Representing Australia: Lake Mungo (2008)

From http://www.impawards.com/2010/posters/lake_mungo_ver2_xlg.jpg

Dir. Joel Anderson

Told as a documentary, Lake Mungo is the story of the disappearance of a sixteen year old girl named Alice, her family coping badly with her loss but, over the next two years, dealing with the possibility that her ghost haunts their home and certain other areas. Using the tropes of the stereotypical documentary found on television - talking head interviews, establishing footage, archival material from the hauntings and slowly discovered events - the story peels away the layers until the truth about Alice' life and her last days alive are revealed. It sounds very interesting. The film reaches something of immense interest when there is more to the story than a mere haunting, the contradictions of a family where members don't reveal things to the others, expectations are not met and new discoveries are found, including an almost mythological or Edgar Allen Poe-like conclusion to the story. But there is a fatal flaw. It may be only a personal one for me as a viewer, but it's a major aesthetics issue that ruins the film. The documentary structure itself.

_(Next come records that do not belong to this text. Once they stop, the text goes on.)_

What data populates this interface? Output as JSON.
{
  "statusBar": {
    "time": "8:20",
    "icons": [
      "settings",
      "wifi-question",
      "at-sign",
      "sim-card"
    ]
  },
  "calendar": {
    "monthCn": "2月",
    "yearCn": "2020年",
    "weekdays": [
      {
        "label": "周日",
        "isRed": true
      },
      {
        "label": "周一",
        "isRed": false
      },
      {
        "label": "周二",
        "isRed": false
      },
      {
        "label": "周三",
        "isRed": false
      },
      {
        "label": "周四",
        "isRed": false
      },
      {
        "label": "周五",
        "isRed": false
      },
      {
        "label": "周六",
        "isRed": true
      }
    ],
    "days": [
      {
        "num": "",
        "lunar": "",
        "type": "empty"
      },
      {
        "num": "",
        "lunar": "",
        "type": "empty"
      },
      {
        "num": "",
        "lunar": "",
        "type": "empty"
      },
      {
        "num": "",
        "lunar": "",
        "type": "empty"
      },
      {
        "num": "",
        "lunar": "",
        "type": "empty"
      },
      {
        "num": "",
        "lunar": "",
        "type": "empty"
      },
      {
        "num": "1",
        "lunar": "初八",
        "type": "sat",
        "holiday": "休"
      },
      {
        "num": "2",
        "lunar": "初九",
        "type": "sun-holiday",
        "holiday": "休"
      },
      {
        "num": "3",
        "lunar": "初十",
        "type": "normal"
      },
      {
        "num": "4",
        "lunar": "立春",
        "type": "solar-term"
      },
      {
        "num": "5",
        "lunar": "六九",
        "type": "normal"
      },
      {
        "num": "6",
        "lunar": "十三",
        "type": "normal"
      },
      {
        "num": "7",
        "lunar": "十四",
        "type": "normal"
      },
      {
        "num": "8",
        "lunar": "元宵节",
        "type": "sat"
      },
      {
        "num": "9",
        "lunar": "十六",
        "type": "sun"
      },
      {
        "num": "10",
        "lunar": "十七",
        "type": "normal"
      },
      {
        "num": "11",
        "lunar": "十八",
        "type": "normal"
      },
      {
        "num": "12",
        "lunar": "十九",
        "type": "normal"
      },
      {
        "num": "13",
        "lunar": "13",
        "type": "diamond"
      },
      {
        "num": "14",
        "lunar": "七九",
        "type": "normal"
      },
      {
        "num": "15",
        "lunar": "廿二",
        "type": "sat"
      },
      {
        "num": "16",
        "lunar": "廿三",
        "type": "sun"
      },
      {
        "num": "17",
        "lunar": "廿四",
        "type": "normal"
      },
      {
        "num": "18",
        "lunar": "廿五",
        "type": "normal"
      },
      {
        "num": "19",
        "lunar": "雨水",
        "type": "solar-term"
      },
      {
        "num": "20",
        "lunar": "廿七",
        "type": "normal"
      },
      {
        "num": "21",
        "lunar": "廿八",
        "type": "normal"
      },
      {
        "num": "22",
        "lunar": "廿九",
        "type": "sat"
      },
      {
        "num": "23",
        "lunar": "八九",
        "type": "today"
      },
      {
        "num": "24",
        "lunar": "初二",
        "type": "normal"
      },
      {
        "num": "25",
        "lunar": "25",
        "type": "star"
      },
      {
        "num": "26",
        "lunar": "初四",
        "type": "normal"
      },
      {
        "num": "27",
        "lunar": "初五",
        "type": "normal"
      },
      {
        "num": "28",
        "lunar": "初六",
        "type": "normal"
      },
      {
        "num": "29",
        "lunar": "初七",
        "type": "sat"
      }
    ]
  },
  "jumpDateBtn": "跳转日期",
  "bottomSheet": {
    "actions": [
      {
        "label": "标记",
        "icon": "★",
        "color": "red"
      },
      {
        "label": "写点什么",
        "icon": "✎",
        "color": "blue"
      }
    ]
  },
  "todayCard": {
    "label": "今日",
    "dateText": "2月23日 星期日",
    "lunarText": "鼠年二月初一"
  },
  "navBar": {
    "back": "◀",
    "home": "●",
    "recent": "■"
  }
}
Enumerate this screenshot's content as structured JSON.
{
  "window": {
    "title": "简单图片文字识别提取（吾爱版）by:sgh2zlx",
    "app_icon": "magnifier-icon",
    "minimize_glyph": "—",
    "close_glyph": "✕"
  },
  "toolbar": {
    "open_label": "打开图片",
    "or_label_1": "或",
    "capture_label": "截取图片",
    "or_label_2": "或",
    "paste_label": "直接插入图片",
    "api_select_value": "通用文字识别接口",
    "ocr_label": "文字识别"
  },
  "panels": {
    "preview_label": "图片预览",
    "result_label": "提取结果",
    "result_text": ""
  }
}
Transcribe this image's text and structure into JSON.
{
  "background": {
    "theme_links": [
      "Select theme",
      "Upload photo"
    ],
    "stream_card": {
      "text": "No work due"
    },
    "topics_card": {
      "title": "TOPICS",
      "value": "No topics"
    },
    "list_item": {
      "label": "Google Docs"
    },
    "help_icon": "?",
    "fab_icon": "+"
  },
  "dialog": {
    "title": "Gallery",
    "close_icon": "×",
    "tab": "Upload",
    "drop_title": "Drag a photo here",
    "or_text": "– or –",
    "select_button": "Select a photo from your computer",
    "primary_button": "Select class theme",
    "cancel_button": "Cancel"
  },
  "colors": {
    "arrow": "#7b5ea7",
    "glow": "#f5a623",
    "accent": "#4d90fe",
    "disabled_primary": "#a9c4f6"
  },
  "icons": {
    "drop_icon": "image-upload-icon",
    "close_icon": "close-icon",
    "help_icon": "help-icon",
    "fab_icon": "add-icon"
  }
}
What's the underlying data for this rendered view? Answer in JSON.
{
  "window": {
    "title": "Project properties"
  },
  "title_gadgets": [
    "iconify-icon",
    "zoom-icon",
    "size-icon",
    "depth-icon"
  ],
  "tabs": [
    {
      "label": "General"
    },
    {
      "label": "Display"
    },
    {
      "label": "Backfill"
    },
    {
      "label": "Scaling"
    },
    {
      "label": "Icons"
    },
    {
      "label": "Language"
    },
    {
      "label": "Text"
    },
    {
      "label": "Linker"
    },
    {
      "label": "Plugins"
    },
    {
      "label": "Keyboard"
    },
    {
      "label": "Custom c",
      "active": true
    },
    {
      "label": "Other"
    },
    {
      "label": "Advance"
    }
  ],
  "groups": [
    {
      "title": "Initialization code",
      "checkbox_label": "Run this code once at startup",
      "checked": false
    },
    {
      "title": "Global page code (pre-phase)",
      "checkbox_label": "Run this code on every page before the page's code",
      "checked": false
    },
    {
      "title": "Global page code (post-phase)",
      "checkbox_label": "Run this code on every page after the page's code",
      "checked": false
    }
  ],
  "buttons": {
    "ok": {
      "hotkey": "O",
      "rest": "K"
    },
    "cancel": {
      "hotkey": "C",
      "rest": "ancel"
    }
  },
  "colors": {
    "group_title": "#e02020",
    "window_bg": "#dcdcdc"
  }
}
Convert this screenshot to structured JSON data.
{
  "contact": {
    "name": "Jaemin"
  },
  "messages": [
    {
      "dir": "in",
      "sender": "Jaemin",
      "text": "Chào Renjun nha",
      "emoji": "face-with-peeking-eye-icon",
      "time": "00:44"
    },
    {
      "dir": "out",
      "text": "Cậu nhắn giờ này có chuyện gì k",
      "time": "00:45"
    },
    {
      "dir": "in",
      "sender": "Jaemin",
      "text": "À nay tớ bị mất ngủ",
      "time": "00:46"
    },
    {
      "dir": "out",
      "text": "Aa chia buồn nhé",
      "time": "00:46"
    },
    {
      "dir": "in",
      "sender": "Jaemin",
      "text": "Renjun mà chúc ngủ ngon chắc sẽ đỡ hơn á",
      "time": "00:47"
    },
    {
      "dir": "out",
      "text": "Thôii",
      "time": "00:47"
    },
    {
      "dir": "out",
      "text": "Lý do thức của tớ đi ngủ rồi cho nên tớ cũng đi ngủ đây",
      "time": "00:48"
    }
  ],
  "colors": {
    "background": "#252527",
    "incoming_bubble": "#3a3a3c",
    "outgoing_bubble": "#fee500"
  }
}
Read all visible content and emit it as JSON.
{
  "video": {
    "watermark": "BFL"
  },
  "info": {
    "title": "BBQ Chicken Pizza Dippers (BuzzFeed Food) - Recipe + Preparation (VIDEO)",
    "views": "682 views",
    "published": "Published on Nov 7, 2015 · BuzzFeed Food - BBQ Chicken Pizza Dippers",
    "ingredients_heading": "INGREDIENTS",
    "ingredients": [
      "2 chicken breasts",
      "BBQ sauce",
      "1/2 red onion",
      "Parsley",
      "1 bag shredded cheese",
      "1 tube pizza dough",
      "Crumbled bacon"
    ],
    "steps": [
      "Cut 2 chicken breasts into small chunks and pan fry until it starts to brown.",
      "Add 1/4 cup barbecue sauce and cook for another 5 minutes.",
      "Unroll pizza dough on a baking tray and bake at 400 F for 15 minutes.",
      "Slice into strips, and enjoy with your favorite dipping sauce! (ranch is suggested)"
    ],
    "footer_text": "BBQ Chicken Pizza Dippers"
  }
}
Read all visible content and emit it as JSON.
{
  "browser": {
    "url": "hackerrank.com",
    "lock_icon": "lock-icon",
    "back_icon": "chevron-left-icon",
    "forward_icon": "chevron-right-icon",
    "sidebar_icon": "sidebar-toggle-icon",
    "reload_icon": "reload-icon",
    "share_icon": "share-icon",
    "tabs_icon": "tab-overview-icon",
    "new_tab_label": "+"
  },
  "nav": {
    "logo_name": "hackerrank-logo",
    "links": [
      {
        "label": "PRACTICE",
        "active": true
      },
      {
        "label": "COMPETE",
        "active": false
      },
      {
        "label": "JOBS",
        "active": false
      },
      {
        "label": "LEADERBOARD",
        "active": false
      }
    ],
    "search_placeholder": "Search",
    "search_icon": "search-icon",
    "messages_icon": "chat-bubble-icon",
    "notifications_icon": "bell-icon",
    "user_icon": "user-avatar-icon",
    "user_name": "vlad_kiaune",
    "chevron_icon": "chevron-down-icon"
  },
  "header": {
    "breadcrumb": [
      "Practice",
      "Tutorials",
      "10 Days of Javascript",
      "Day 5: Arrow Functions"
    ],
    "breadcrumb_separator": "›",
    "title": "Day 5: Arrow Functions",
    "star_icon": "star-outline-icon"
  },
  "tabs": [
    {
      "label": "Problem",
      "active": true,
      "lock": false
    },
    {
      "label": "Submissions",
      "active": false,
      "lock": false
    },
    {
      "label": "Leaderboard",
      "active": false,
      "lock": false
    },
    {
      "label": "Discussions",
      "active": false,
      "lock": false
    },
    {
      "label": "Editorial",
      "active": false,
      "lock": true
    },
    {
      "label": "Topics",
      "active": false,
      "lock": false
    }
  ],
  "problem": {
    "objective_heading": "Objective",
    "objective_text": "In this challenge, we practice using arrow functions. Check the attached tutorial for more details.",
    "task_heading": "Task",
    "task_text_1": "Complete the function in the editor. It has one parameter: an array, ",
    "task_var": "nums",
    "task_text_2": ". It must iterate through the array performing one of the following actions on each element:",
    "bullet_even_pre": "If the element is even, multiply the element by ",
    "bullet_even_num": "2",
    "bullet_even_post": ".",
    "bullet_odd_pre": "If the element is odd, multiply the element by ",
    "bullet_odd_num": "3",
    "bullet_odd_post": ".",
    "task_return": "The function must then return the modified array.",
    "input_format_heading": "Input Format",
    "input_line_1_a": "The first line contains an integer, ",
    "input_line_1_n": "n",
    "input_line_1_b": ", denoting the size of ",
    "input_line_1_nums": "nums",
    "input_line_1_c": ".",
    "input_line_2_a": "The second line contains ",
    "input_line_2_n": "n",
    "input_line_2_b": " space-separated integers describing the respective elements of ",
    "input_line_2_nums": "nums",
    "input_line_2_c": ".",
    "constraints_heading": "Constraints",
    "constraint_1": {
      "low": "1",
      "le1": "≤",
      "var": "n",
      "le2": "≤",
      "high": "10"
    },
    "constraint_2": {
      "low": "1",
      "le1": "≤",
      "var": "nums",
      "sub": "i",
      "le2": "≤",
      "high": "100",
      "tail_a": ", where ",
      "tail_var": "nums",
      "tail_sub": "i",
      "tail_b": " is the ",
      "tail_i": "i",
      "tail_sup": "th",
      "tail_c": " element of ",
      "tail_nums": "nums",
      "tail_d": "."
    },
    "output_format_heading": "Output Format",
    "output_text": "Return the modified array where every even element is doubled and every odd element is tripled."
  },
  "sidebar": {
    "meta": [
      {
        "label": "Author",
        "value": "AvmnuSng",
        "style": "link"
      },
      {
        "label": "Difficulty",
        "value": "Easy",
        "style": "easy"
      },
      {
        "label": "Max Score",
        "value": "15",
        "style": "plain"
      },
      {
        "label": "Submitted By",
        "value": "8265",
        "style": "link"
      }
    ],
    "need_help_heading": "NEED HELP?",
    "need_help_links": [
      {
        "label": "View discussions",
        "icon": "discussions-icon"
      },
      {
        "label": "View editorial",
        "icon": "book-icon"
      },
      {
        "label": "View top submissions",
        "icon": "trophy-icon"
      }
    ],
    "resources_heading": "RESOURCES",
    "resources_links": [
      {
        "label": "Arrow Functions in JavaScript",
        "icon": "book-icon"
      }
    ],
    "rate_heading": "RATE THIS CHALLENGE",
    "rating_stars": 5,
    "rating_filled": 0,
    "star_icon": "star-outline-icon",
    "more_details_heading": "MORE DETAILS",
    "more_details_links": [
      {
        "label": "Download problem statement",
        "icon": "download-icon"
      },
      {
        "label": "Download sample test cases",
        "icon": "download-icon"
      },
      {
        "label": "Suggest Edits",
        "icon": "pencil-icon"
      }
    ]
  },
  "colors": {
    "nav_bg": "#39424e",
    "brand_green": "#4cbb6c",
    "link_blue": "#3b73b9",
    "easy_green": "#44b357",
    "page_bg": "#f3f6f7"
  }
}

Fromhttp://thewolfmancometh.files.wordpress.com/2011/09/lake-mungo-movie-film-alice-ghost-woodas.gif

It looks like a lot of documentaries made nowadays on purpose, on cinema screens as well as TV, which is worth praising for accuracy, but this is a bad mistake in terms of cinematic style for Lake Mungo as it continues a side of filmmaking I hate for its laziness. Now if the film had manipulated and scrutinised the style, this would have helped the film immensely, but aside from actual documentaries on cinema itself, which feel more like moving resource books, it is completely insipid for me as a style that has been repeated ad nauseum. Creating it for verisimilitude in this fake documentary was not a good idea. Filmmaker Peter Watkins dubbed this kind of presentation - in editing, use of music, number of shots - the Monoform, a basic structure of audio-media composition repeated continually in most works, a barrage of audio and visuals. It's used in documentaries, sports coverage, the news, many places. Replicated in countless documentaries from talking heads and musical scores that make you feel emotions from the beginning of the work instead gain them yourself, Lake Mungo as a fake documentary replicates it all without ever questioning it in context of its story. For me, you have no time even contemplate anything in the film, no time to think to bring it altogether for yourself, as narration immediately goes into the next interview, no time to illicit emotions of your own because the film's score tries to force you into how it feels you should at that moment. In replicating the real examples of this filmmaking, Lake Mungo becomes a tedious work, where a potentially disturbing and emotionally affecting story is transformed into the kind of supernatural documentary on television that trivialises concepts of death and trauma for cheap emotional pull. Pandering to our desires to feel sadness for others' plights without caring for them once the show ends, not even as fictional characters in a  good drama. It's a potentially meaningful ghost story turned into a trivial piece of (fictitious) tragedy porn, straight jacketed into the format it has. Again, it could have played with the format, especially as this happens in the film with the haunting footage itself, while other films have television formats and made great use of them, but barring the story idea surrounding the titular lake, you are being forced to watch a replication of documentaries with rarely any real soul to them and tiring for me to see.